The inspectors said yesterday that inadequate pay, and possibly a disinclination by the US to allow experts associated with the UN to take credit for any weapons finds, were at the root of the problem.

The former UN experts who worked for Unscom teams in the 1990s in Iraq are considered the leading experts in chemical, biological, nuclear weapons and missile technology.

But only now have such experienced hands begun to be sent to Iraq as part of the US-led Iraq Survey Group.
Richard Spertzel, a top American expert on germ warfare who led the Unscom biological weapons team, suggests politics are to blame. He said he was "all set to go in April. But at the 13th hour, someone decided I wasn't going".

Hmm, this is troubling. The most critical of the claims to create this war, and there's scant support for proving these claims?

White House urged to reveal Saudi links with al-Qa'ida http://news.independent.co.uk/world/americas/story.jsp?story=427598

he White House came under fresh pressure last night to launch an aggressive investigation into claims that Saudi Arabia thwarted American efforts to investigate al-Qa'ida before the terrorist attacks of 11 September, 2001. Democrats also called for a inquiry into allegations that the kingdom might have, wittingly or unwittingly, channelled money to the hijackers.

The Democrats want President George Bush to declassify 28 pages of a congressional report on the failures of US intelligence in the run-up to the attacks. The censored pages reportedly detail possible Saudi culpability.

Officials who have knowledge of the full report say the missing pages, withheld at the insistence of the Central Intelligence Agency (CIA) for "national security reasons", specifically examine whether one of America's allies was implicated in the attacks. One declassified section reveals that the investigation found "information suggesting specific sources of foreign support for some of the 11 September hijackers while they were in the United States". The officials were quoted as confirming that one source was Saudi Arabia.

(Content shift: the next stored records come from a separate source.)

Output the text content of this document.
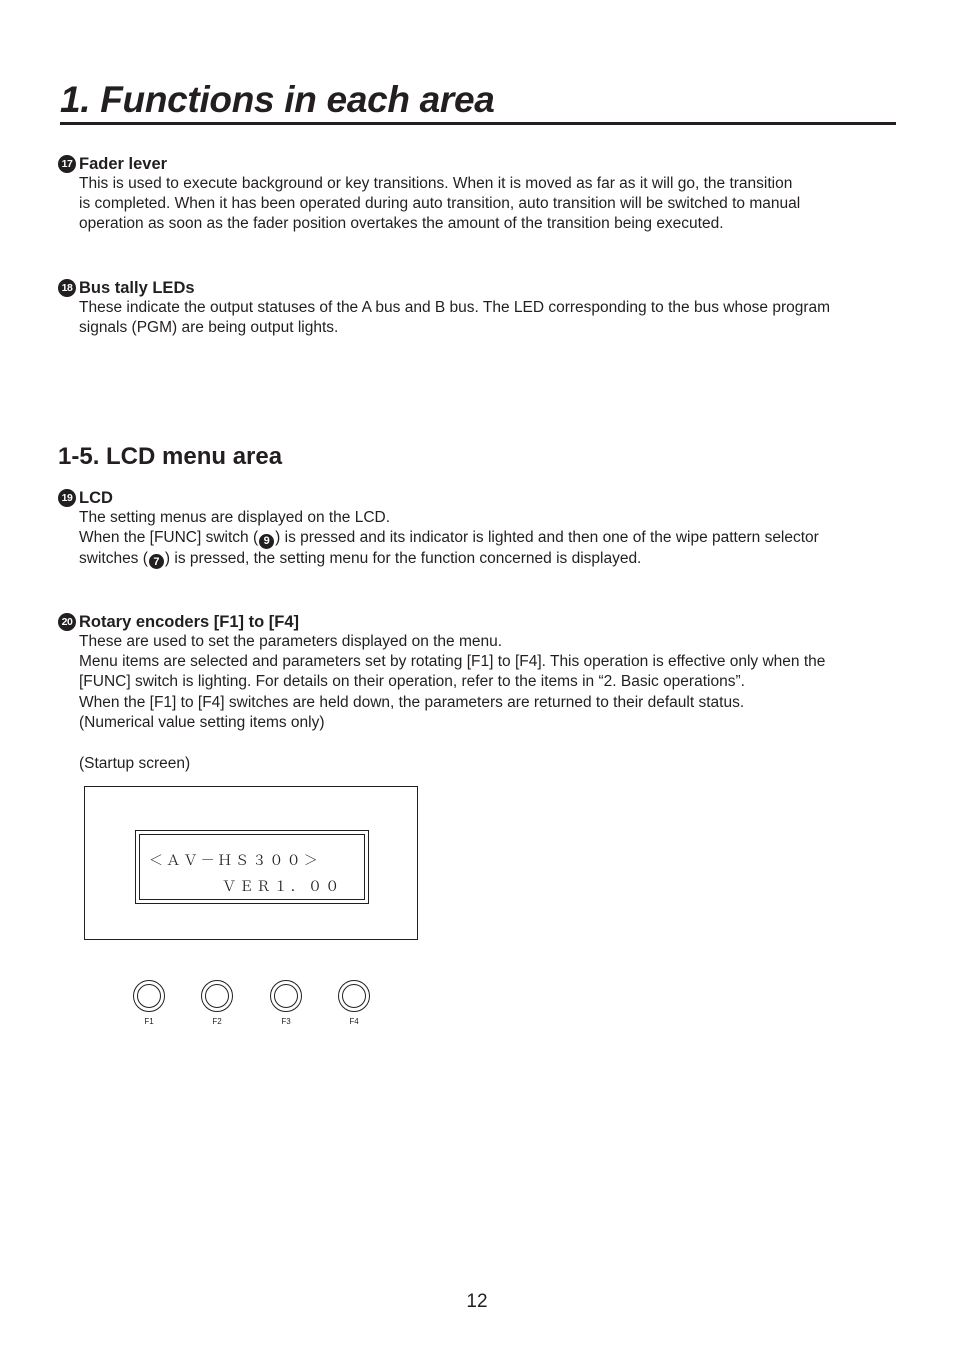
1. Functions in each area
17 Fader lever

This is used to execute background or key transitions. When it is moved as far as it will go, the transition

is completed. When it has been operated during auto transition, auto transition will be switched to manual

operation as soon as the fader position overtakes the amount of the transition being executed.

18 Bus tally LEDs

These indicate the output statuses of the A bus and B bus. The LED corresponding to the bus whose program

signals (PGM) are being output lights.

1-5. LCD menu area
19 LCD

The setting menus are displayed on the LCD.

When the [FUNC] switch ( 9 ) is pressed and its indicator is lighted and then one of the wipe pattern selector

switches ( 7 ) is pressed, the setting menu for the function concerned is displayed.

20 Rotary encoders [F1] to [F4]

These are used to set the parameters displayed on the menu.

Menu items are selected and parameters set by rotating [F1] to [F4]. This operation is effective only when the

[FUNC] switch is lighting. For details on their operation, refer to the items in “2. Basic operations”.

When the [F1] to [F4] switches are held down, the parameters are returned to their default status.

(Numerical value setting items only)

(Startup screen)
＜ＡＶ－ＨＳ３００＞
ＶＥＲ１．００
F1	F2	F3	F4
12
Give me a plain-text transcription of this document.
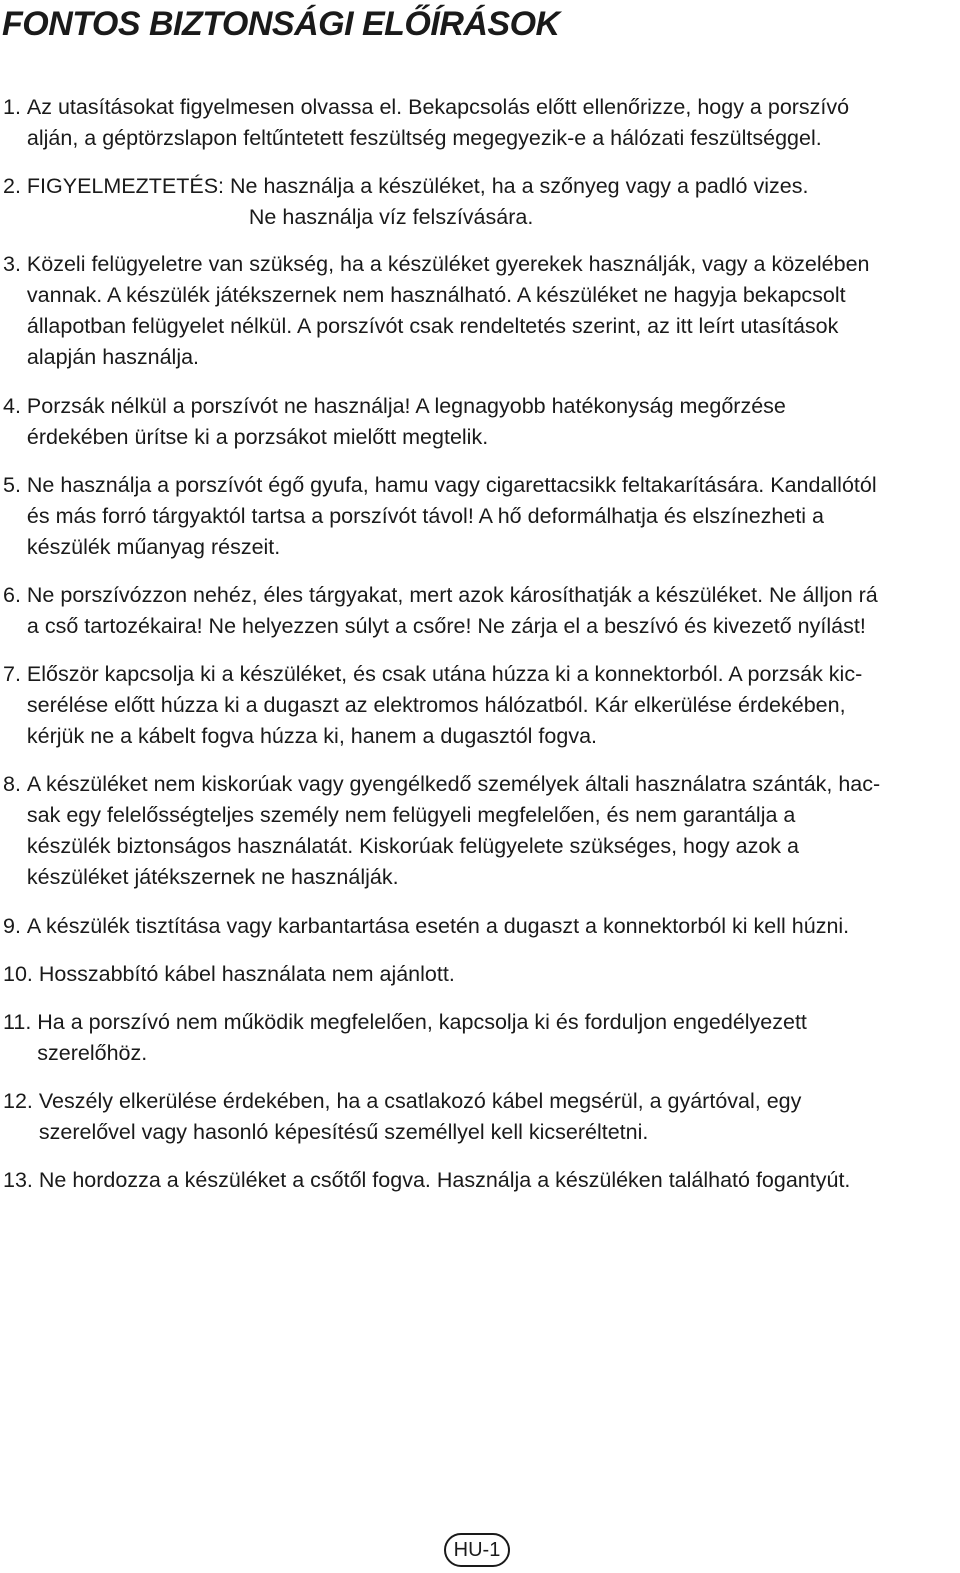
FONTOS BIZTONSÁGI ELŐÍRÁSOK
1. Az utasításokat figyelmesen olvassa el. Bekapcsolás előtt ellenőrizze, hogy a porszívó
alján, a géptörzslapon feltűntetett feszültség megegyezik-e a hálózati feszültséggel.
2. FIGYELMEZTETÉS: Ne használja a készüléket, ha a szőnyeg vagy a padló vizes.
Ne használja víz felszívására.
3. Közeli felügyeletre van szükség, ha a készüléket gyerekek használják, vagy a közelében
vannak. A készülék játékszernek nem használható. A készüléket ne hagyja bekapcsolt
állapotban felügyelet nélkül. A porszívót csak rendeltetés szerint, az itt leírt utasítások
alapján használja.
4. Porzsák nélkül a porszívót ne használja! A legnagyobb hatékonyság megőrzése
érdekében ürítse ki a porzsákot mielőtt megtelik.
5. Ne használja a porszívót égő gyufa, hamu vagy cigarettacsikk feltakarítására. Kandallótól
és más forró tárgyaktól tartsa a porszívót távol! A hő deformálhatja és elszínezheti a
készülék műanyag részeit.
6. Ne porszívózzon nehéz, éles tárgyakat, mert azok károsíthatják a készüléket. Ne álljon rá
a cső tartozékaira! Ne helyezzen súlyt a csőre! Ne zárja el a beszívó és kivezető nyílást!
7. Először kapcsolja ki a készüléket, és csak utána húzza ki a konnektorból. A porzsák kic-
serélése előtt húzza ki a dugaszt az elektromos hálózatból. Kár elkerülése érdekében,
kérjük ne a kábelt fogva húzza ki, hanem a dugasztól fogva.
8. A készüléket nem kiskorúak vagy gyengélkedő személyek általi használatra szánták, hac-
sak egy felelősségteljes személy nem felügyeli megfelelően, és nem garantálja a
készülék biztonságos használatát. Kiskorúak felügyelete szükséges, hogy azok a
készüléket játékszernek ne használják.
9. A készülék tisztítása vagy karbantartása esetén a dugaszt a konnektorból ki kell húzni.
10. Hosszabbító kábel használata nem ajánlott.
11. Ha a porszívó nem működik megfelelően, kapcsolja ki és forduljon engedélyezett
szerelőhöz.
12. Veszély elkerülése érdekében, ha a csatlakozó kábel megsérül, a gyártóval, egy
szerelővel vagy hasonló képesítésű személlyel kell kicseréltetni.
13. Ne hordozza a készüléket a csőtől fogva. Használja a készüléken található fogantyút.
HU-1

This has been one of the troubling issues. The U.S. and Britain both have a special relationship with Saudi Arabia dating back to its formation as a country (in which U.S. and British interests had a large hand). Special relationships, though, extend up to the present day such as George W. Bush having been in business partnership with one of Osama bin Laden's brothers, and George H.W. Bush being a partner with the bin Laden family in the Carlysle Group. Special relationships indeed.

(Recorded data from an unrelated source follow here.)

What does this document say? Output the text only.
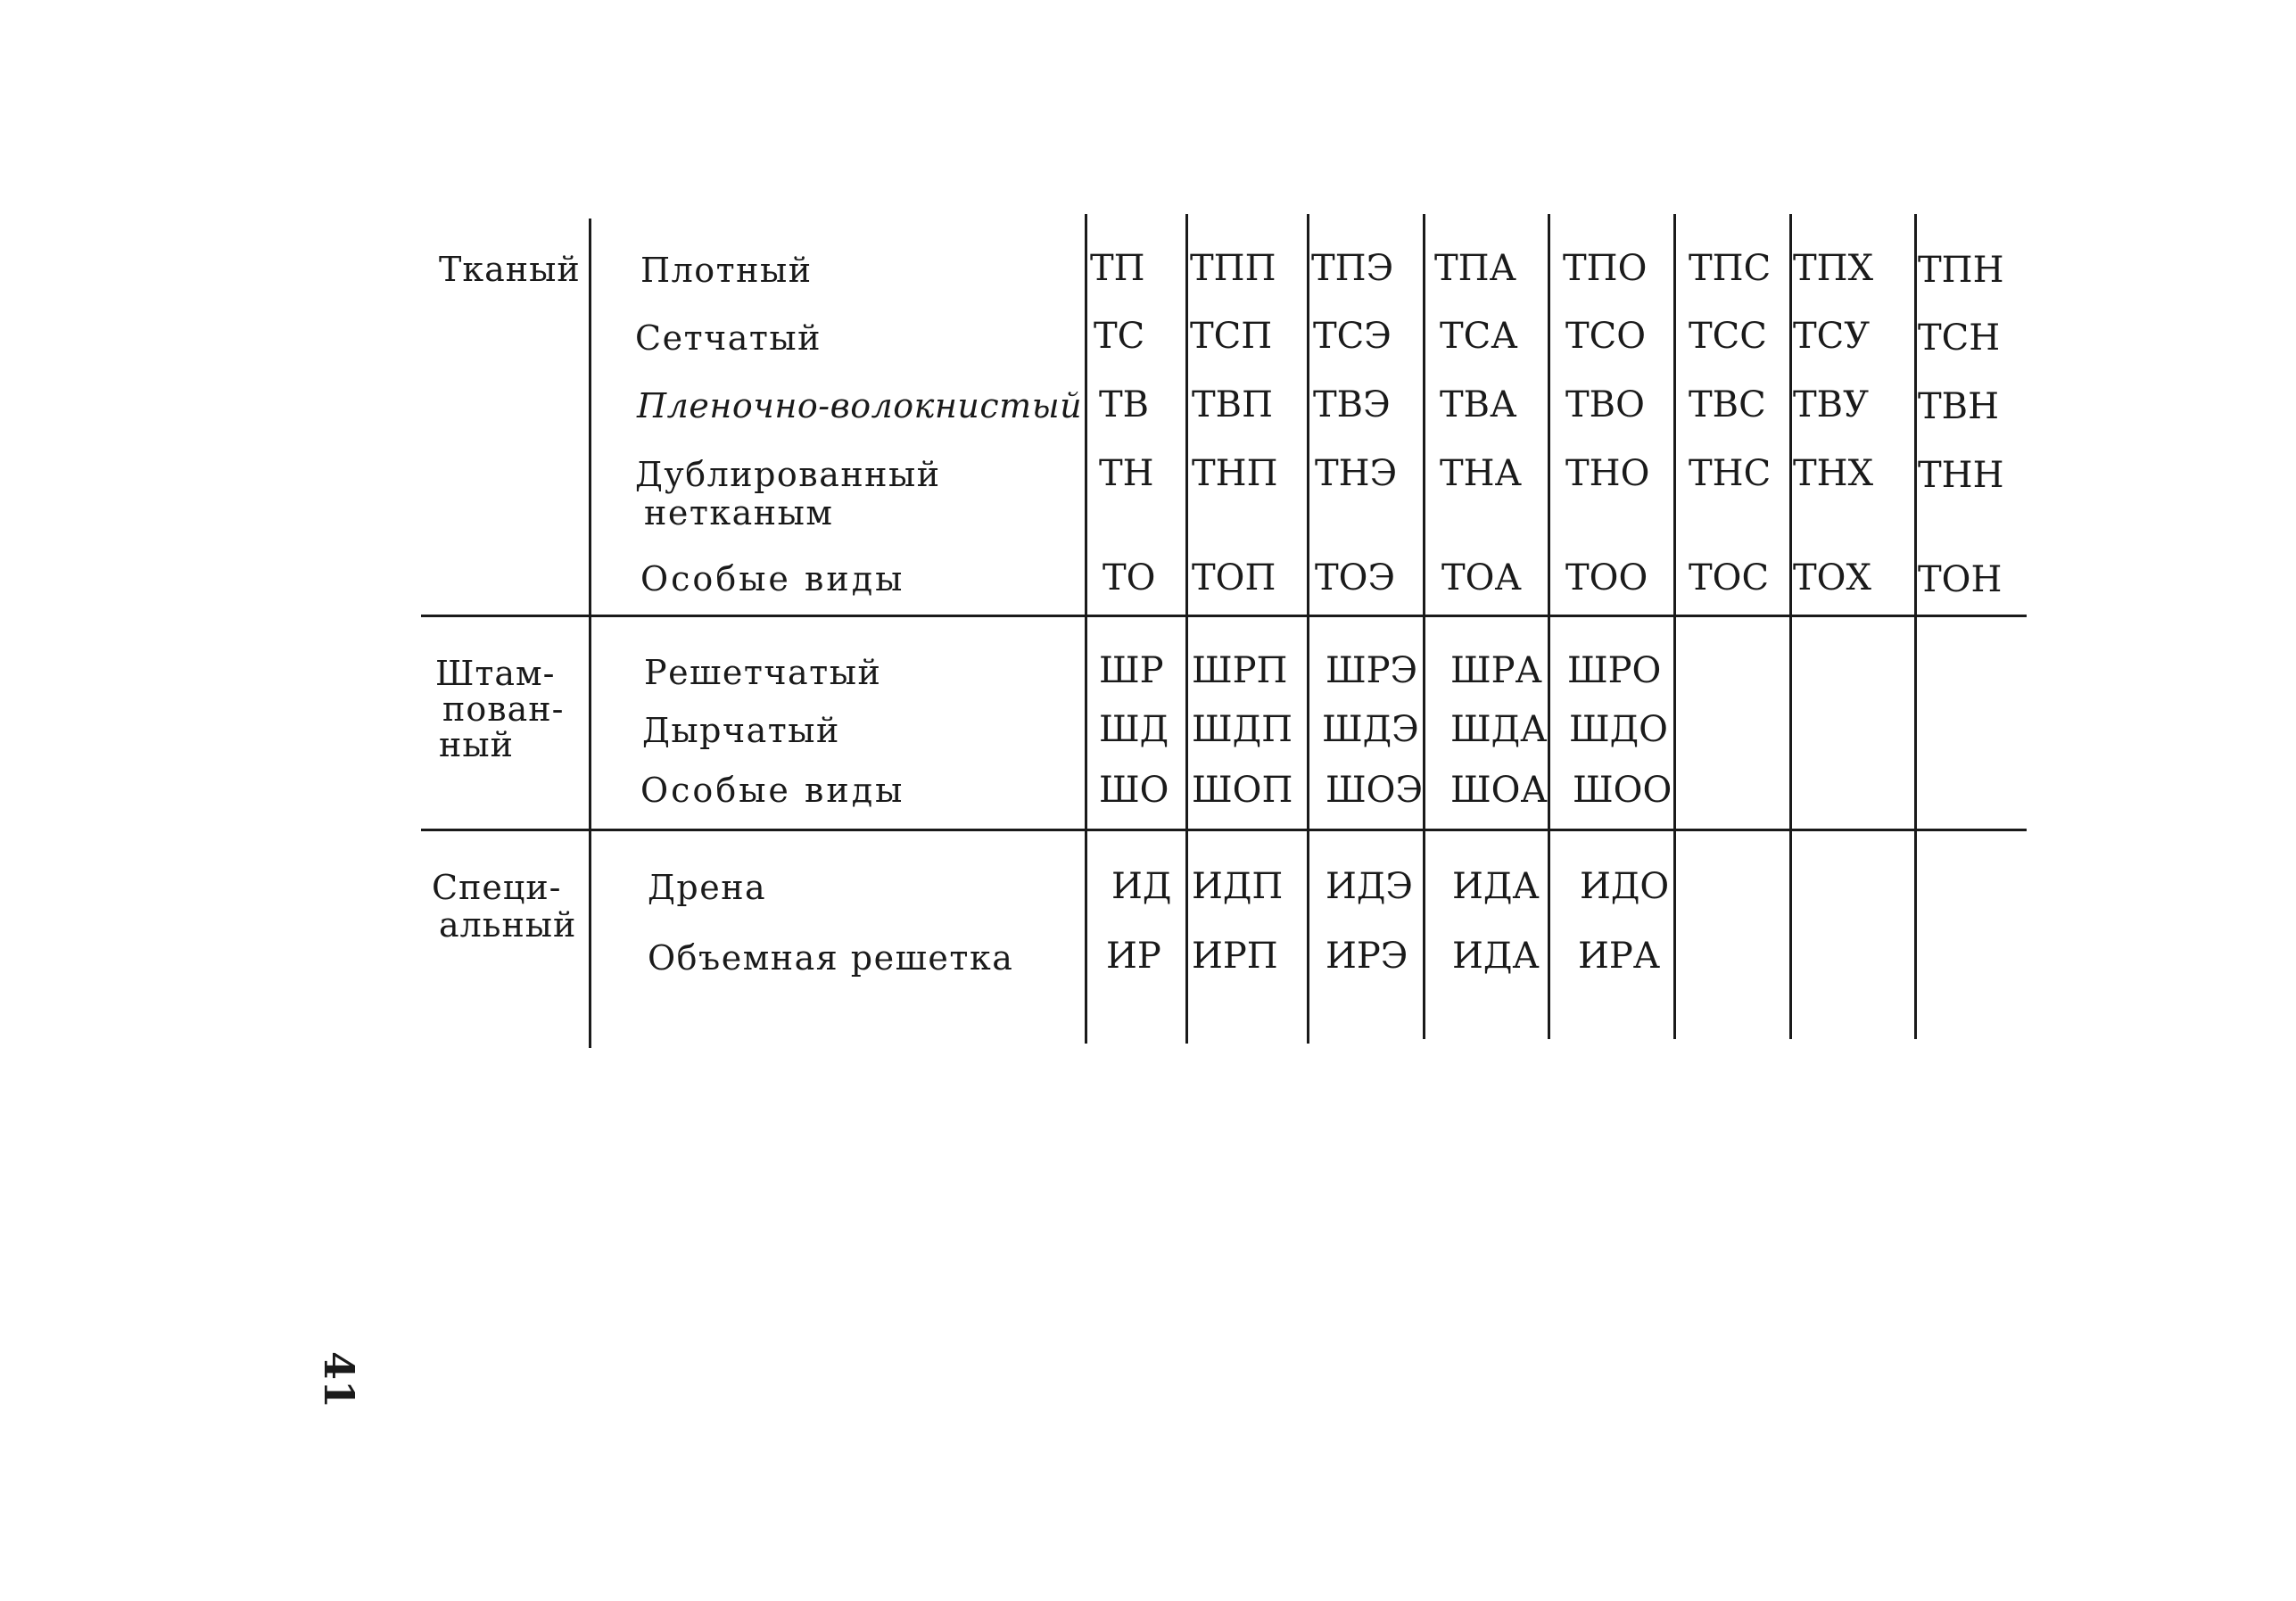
Тканый Плотный
Сетчатый
Пленочно-волокнистый
Дублированный
нетканым
Особые виды
ТП ТПП ТПЭ ТПА ТПО ТПС ТПХ ТПН
ТС ТСП ТСЭ ТСА ТСО ТСС ТСУ ТСН
ТВ ТВП ТВЭ ТВА ТВО ТВС ТВУ ТВН
ТН ТНП ТНЭ ТНА ТНО ТНС ТНХ ТНН
ТО ТОП ТОЭ ТОА ТОО ТОС ТОХ ТОН
Штам-
пован-
ный
Решетчатый
Дырчатый
Особые виды
ШР ШРП ШРЭ ШРА ШРО
ШД ШДП ШДЭ ШДА ШДО
ШО ШОП ШОЭ ШОА ШОО
Специ-
альный
Дрена
Объемная решетка
ИД ИДП ИДЭ ИДА ИДО
ИР ИРП ИРЭ ИДА ИРА
41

It's been particularly interesting that most of the hijackers of the September 11 attack were Saudi nationals, and none were Iraqi. Why did the U.S. attack Iraq and not Saudi Arabia? Hmm..

In any case ..

Furious Saudis reject US 9/11 claims http://www.guardian.co.uk/saudi/story/0,11599,1006076,00.html

The Saudi Arabian government has furiously denied involvement in the September 11 2001 terror attacks on New York and Washington, after a US report speculated on Saudi connections to two of the 19 hijackers.

"The idea that the Saudi government funded, organised or even knew about September 11 is malicious and blatantly false," the Saudi ambassador to the US, Prince Bandar bin Sultan, said in a sharply-worded statement released yesterday.

...

Mr Bayoumi knew hijackers Khalid al-Mihdhar and Nawaf al-Hazmi when they lived in San Diego a year before the September 11 attacks. He helped pay their rent, US authorities say.

...

"According to a US government official, it was clear from about 1996 that the Saudi government would not cooperate with the United States on matters related to Osama bin Laden," the report says.

...

Prince Bandar angrily defended his country's record on fighting terrorism, and called for the publication of the classified information.

"First we were criticised by 'unnamed sources'. Now we are being criticised with blank pieces of paper. In a 900-page report, 28 blanked-out pages are being used by some to malign our country and our people," he said. "Saudi Arabia has nothing to hide. We can deal with questions in public, but we cannot respond to blank pages."

Fair enough, the 28 pages in question is the same information the White House is being urged to release above.